The Design of aNode: A Revolutionary Open-Source Cloud Infrastructure Powered by Gossip Protocol

Posted on 2023-12-27 In aNode

Introduction

aNode is initially a solution to challenge 3 of the OpenD/I Hackathon organised by Openmesh. The original requirements of this challenge are as follows (from the original OpenD/H Hackathon documentation):

Develop a solution that is able to receive data from multiple sources. It should be scalable to over 100 sources.
The solution should process this data in real-time. It should be saved to a database and transmitted to all listeners of a WebSocket.
A frontend should be present that gives insight into the current status of all components of your solution.
The solution should be able to support both REST API and WebSocket sources.
It should be easy to automatically deploy the solution. A containerized application (using for example docker) could be used or a setup script to handle installation could be provided.

Harnessing the power of the Gossip protocol, aNode redefines cloud infrastructure with its decentralised, resilient, and scalable architecture. It not only meets all the requirements above but also moves a step further: it’s completely decentralised, P2P, and suitable for both Web2 applications and Web3 dApps.

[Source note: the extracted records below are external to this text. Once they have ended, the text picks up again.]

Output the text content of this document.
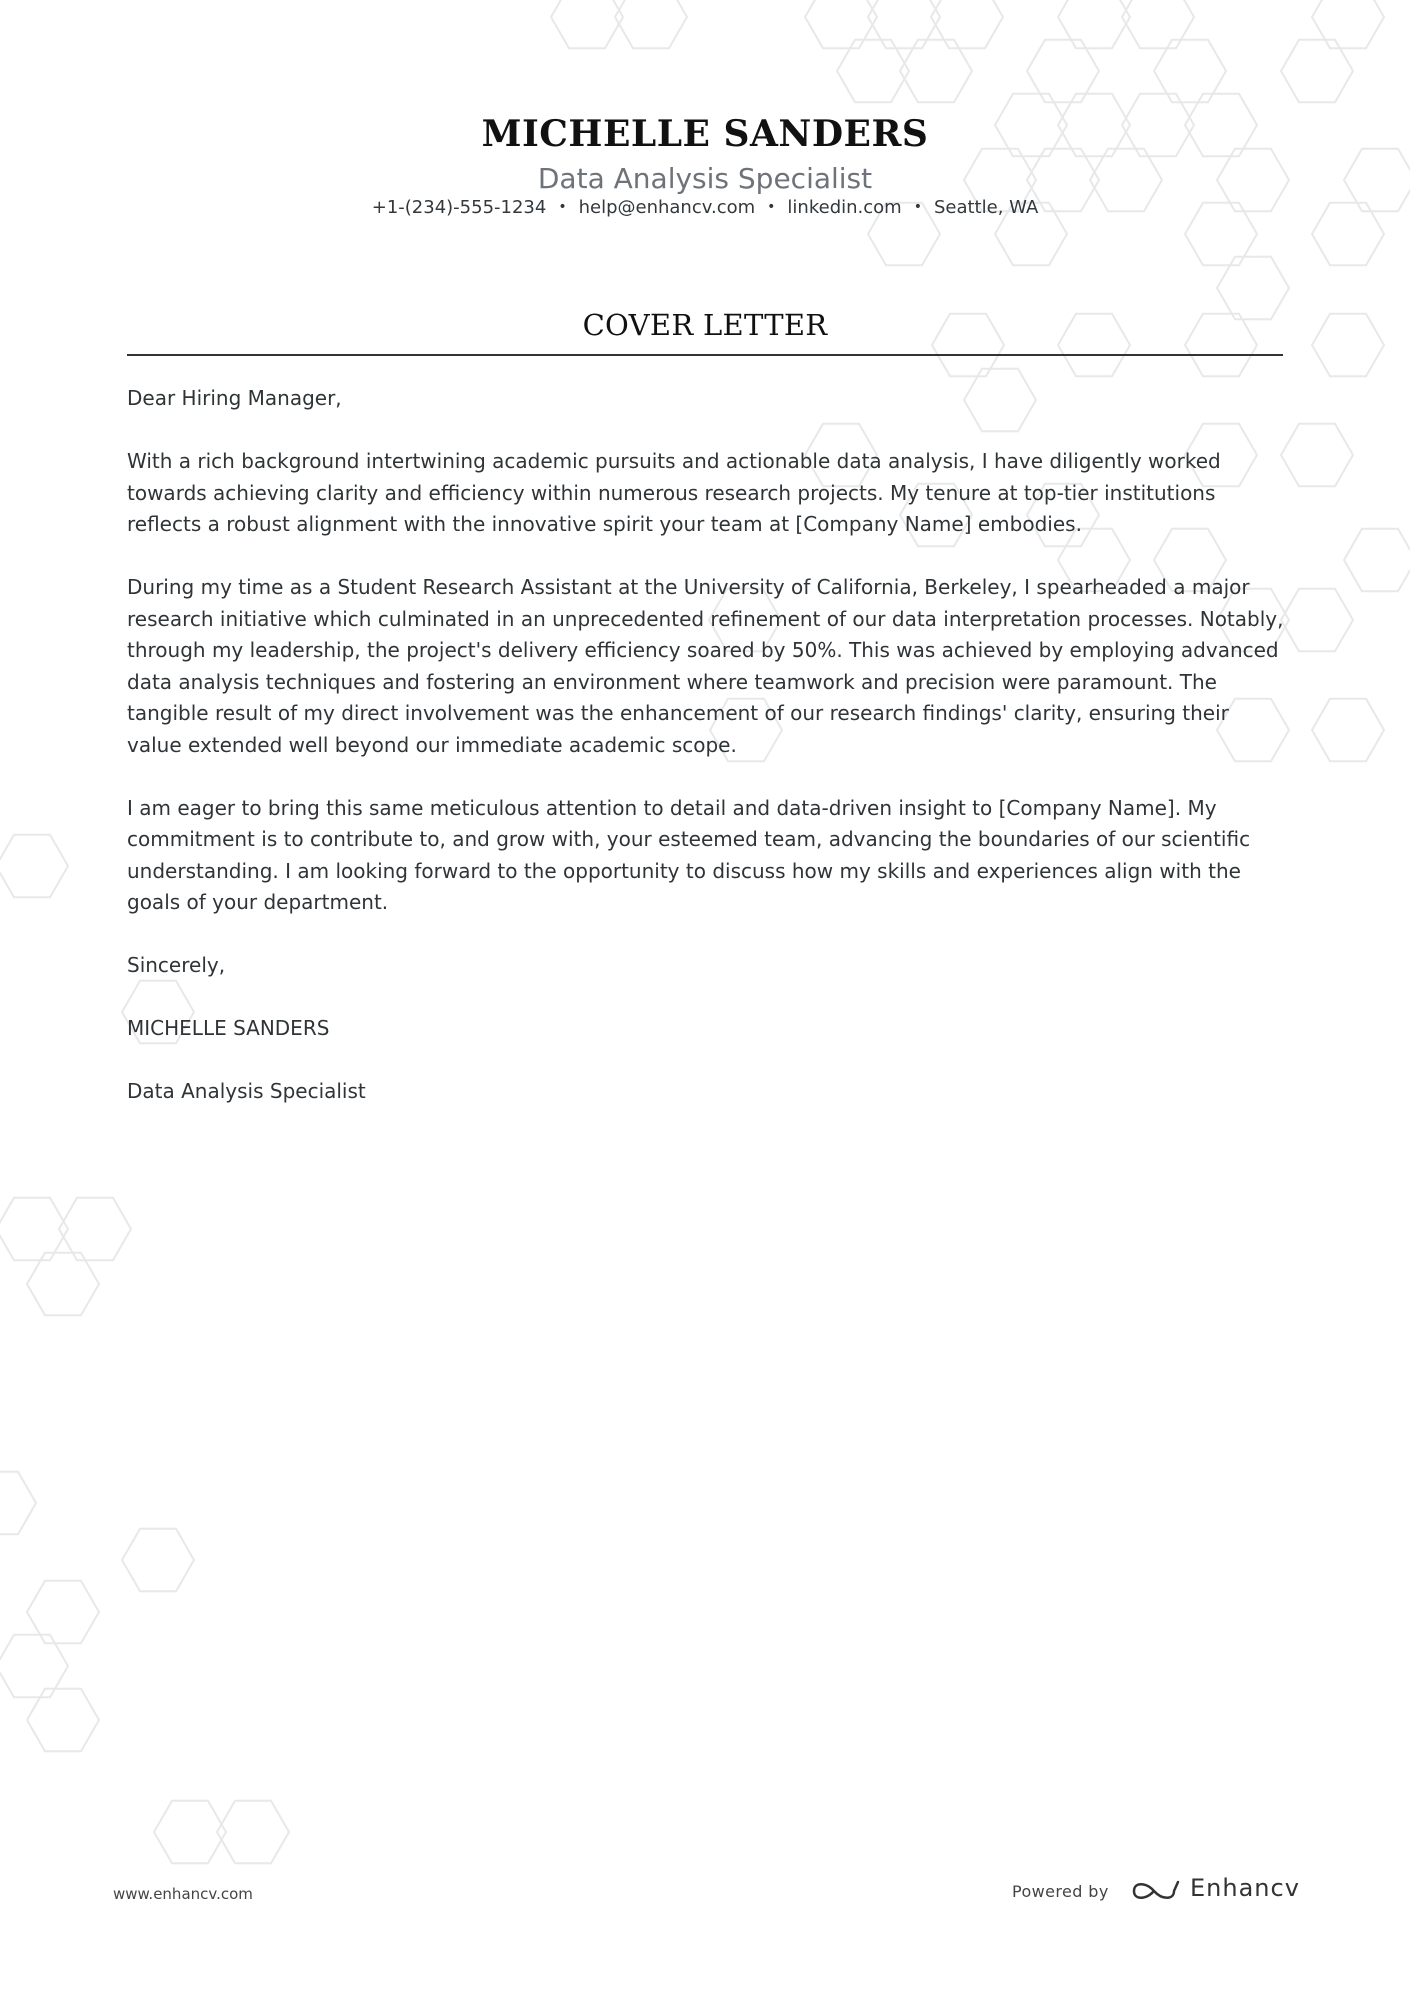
MICHELLE SANDERS
Data Analysis Specialist
+1-(234)-555-1234 • help@enhancv.com • linkedin.com • Seattle, WA
COVER LETTER

Dear Hiring Manager,

With a rich background intertwining academic pursuits and actionable data analysis, I have diligently worked towards achieving clarity and efficiency within numerous research projects. My tenure at top-tier institutions reflects a robust alignment with the innovative spirit your team at [Company Name] embodies.

During my time as a Student Research Assistant at the University of California, Berkeley, I spearheaded a major research initiative which culminated in an unprecedented refinement of our data interpretation processes. Notably, through my leadership, the project's delivery efficiency soared by 50%. This was achieved by employing advanced data analysis techniques and fostering an environment where teamwork and precision were paramount. The tangible result of my direct involvement was the enhancement of our research findings' clarity, ensuring their value extended well beyond our immediate academic scope.

I am eager to bring this same meticulous attention to detail and data-driven insight to [Company Name]. My commitment is to contribute to, and grow with, your esteemed team, advancing the boundaries of our scientific understanding. I am looking forward to the opportunity to discuss how my skills and experiences align with the goals of your department.

Sincerely,

MICHELLE SANDERS

Data Analysis Specialist

www.enhancv.com	Powered by	Enhancv
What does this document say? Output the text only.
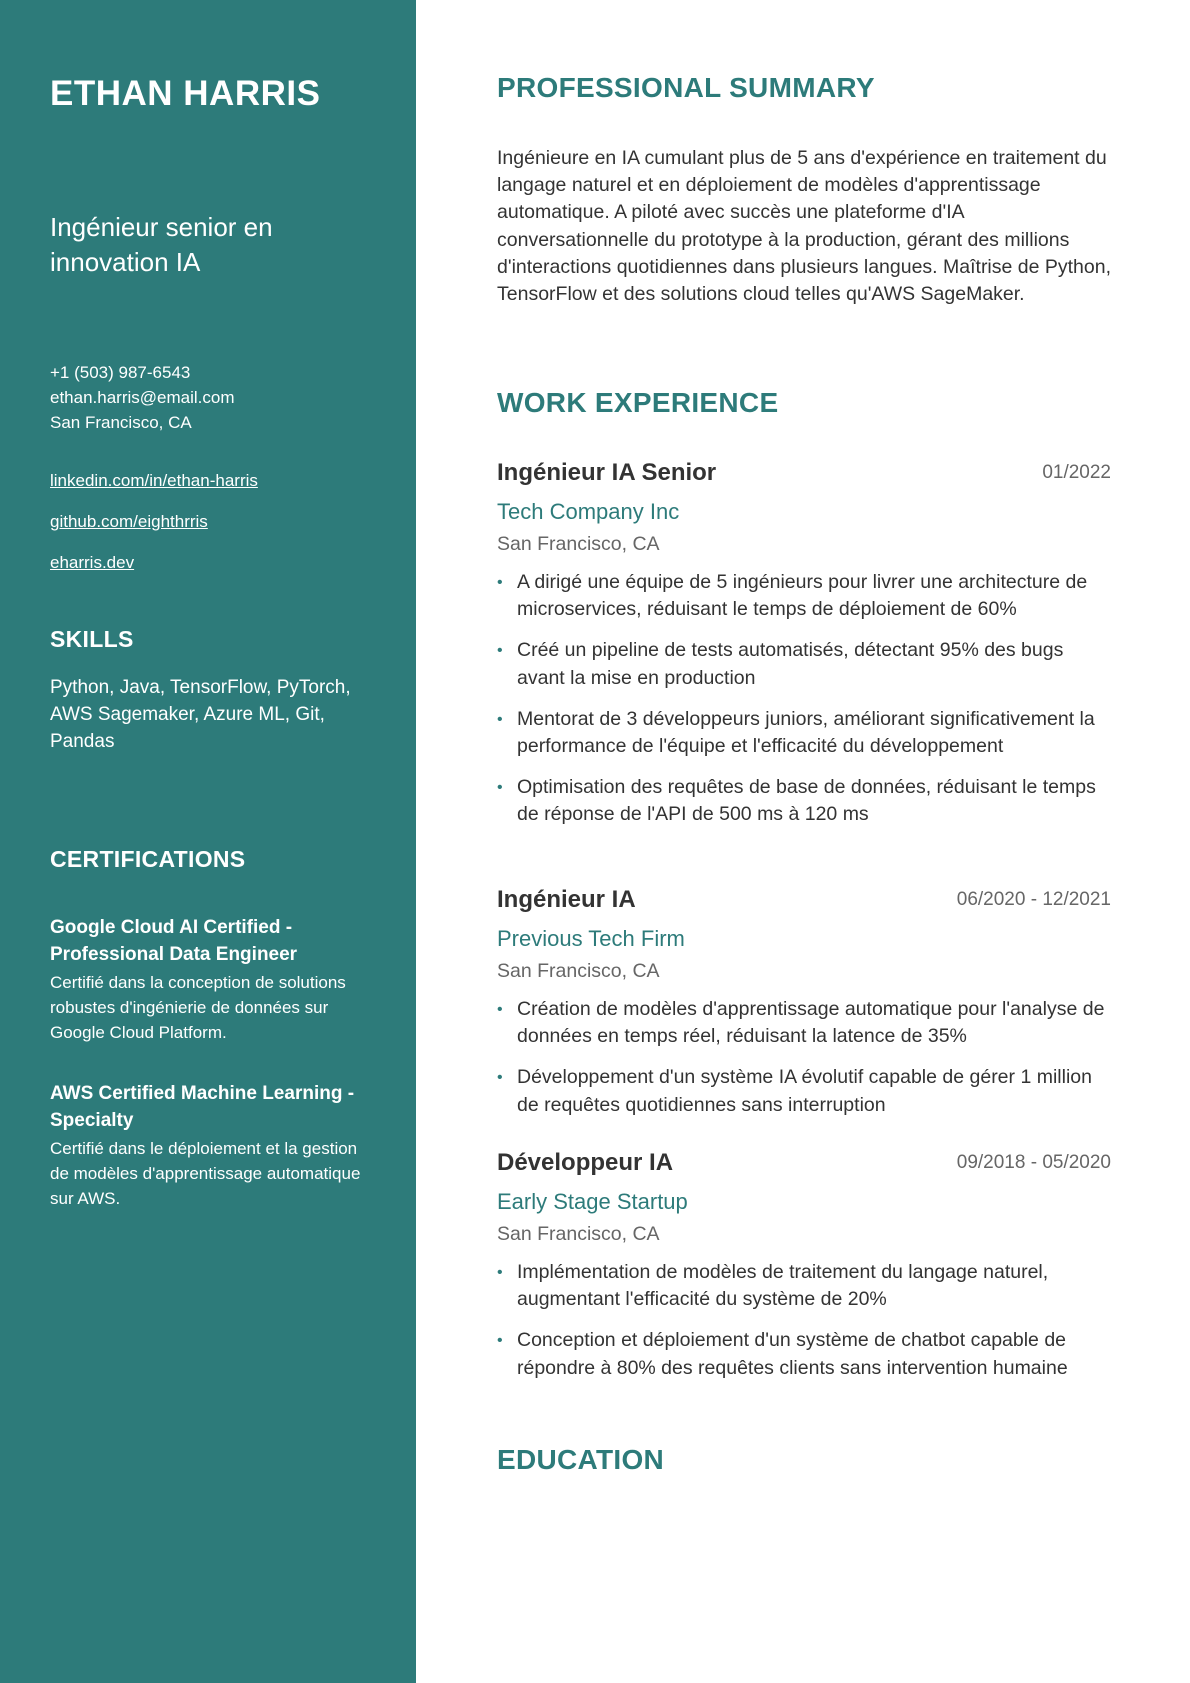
ETHAN HARRIS
Ingénieur senior en innovation IA
+1 (503) 987-6543
ethan.harris@email.com
San Francisco, CA
linkedin.com/in/ethan-harris
github.com/eighthrris
eharris.dev
SKILLS
Python, Java, TensorFlow, PyTorch, AWS Sagemaker, Azure ML, Git, Pandas
CERTIFICATIONS
Google Cloud AI Certified - Professional Data Engineer
Certifié dans la conception de solutions robustes d'ingénierie de données sur Google Cloud Platform.
AWS Certified Machine Learning - Specialty
Certifié dans le déploiement et la gestion de modèles d'apprentissage automatique sur AWS.
PROFESSIONAL SUMMARY
Ingénieure en IA cumulant plus de 5 ans d'expérience en traitement du langage naturel et en déploiement de modèles d'apprentissage automatique. A piloté avec succès une plateforme d'IA conversationnelle du prototype à la production, gérant des millions d'interactions quotidiennes dans plusieurs langues. Maîtrise de Python, TensorFlow et des solutions cloud telles qu'AWS SageMaker.
WORK EXPERIENCE
Ingénieur IA Senior	01/2022
Tech Company Inc
San Francisco, CA
• A dirigé une équipe de 5 ingénieurs pour livrer une architecture de microservices, réduisant le temps de déploiement de 60%
• Créé un pipeline de tests automatisés, détectant 95% des bugs avant la mise en production
• Mentorat de 3 développeurs juniors, améliorant significativement la performance de l'équipe et l'efficacité du développement
• Optimisation des requêtes de base de données, réduisant le temps de réponse de l'API de 500 ms à 120 ms
Ingénieur IA	06/2020 - 12/2021
Previous Tech Firm
San Francisco, CA
• Création de modèles d'apprentissage automatique pour l'analyse de données en temps réel, réduisant la latence de 35%
• Développement d'un système IA évolutif capable de gérer 1 million de requêtes quotidiennes sans interruption
Développeur IA	09/2018 - 05/2020
Early Stage Startup
San Francisco, CA
• Implémentation de modèles de traitement du langage naturel, augmentant l'efficacité du système de 20%
• Conception et déploiement d'un système de chatbot capable de répondre à 80% des requêtes clients sans intervention humaine
EDUCATION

Understanding the Gossip Protocol

The Gossip protocol, often likened to the way rumors and gossips spread in social networks, is the basic of aNode. This protocol stands out for its robustness and simplicity in transmitting information across a cluster. Unlike traditional distributed consensus protocols that rely on centralised coordination systems (like Zookeeper and Etcd), the Gossip protocol operates on a more dynamic and decentralised principle, just like members of a community sharing news with their immediate neighbors.

At its core, the Gossip protocol involves nodes (i.e., aNode instances) periodically exchanging data with a randomly selected set of other nodes. This method ensures rapid and efficient transmission of data, which lets the information quickly reach all corners of the network. This approach offers several key advantages, particularly in cloud infrastructure:

High Scalability: As networks grow, the Gossip protocol naturally adapts, maintaining efficiency regardless of the size of the network. This makes aNode exceptionally scalable, an essential feature for modern cloud infrastructure.
Fault Tolerance: Unlike centralized systems, there is no single point of control or failure in decentralised systems based on the Gossip protocol. This network is also unstructured, which means the system is high availability and partition tolerance (comply with AP in the CAP theorem).
Efficiency in Bandwidth Usage: The protocol is cost-efficient, as it doesn’t require all nodes to communicate with a central server, reducing the likelihood of bottlenecks and enabling aNode to maintain high performance even under heavy load.
Self-Healing and Maintenance: The continuous exchange of information allows the network to constantly update and correct itself, ensuring that the system remains in a healthy state, which is crucial for cloud infrastructures that require high availability and reliability.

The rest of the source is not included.